Reading This Page Alongside the National View

Every collector listed here also appears on the national rankings page and on the recent-12-month leaderboard. The state-page slice gives you the Virginia-specific complaint volume and per-state collector mix; the national pages give you the full nationwide context for understanding whether a collector's behavior in Virginia reflects a structural pattern or a localized issue. We recommend reading both before deciding whether to file a complaint or pursue state-channel remedies — a collector with high state volume but low national volume points toward a regional portfolio acquisition or enforcement gap, while a collector with high state AND national volume points toward a structural compliance issue.

What the Per-Capita Rate Means

The complaints-per-100,000-residents rate normalizes absolute complaint volume against Virginia's population, which makes cross-state comparison meaningful. Populous states naturally generate higher absolute complaint counts, but per-capita rate surfaces states where consumers are disproportionately likely to file federal complaints.
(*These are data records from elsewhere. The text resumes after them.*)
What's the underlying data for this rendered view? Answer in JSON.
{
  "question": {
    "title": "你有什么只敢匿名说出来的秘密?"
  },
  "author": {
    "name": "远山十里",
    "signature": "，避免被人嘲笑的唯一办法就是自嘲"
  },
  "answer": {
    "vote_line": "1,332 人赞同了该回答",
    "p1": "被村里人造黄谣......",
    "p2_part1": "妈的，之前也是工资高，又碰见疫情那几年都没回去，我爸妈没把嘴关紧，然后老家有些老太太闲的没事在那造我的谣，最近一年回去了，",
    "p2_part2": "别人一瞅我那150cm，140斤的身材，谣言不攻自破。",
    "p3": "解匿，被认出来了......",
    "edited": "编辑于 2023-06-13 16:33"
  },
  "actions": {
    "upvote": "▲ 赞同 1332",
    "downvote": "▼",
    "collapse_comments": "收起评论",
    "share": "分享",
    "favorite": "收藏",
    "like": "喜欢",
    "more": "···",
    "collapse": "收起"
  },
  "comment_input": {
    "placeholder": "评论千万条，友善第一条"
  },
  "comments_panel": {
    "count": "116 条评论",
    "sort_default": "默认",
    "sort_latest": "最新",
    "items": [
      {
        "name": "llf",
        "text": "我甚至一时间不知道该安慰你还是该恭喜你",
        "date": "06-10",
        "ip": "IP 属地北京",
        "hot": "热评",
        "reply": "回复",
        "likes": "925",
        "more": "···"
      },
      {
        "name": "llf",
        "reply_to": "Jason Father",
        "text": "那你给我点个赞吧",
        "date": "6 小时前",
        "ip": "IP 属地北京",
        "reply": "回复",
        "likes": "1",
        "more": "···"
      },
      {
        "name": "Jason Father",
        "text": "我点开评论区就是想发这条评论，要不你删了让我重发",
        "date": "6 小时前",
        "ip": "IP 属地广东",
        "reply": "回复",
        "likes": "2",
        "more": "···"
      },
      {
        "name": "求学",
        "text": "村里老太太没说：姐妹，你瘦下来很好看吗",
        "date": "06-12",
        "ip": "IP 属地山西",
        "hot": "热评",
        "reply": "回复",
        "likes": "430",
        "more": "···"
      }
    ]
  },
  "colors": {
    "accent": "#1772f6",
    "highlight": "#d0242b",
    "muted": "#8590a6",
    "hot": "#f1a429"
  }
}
A high per-capita rate typically reflects some combination of (a) higher uninsured-rate medical-debt activity, (b) weaker state-level debt-collection licensing enforcement, (c) longer statute-of-limitations periods on consumer debt, or (d) active consumer-advocacy infrastructure that directs residents toward the federal complaint channel. None of these factors implies misconduct by any specific collector — they shape the volume at which consumers in a state are willing and able to file complaints with the federal government.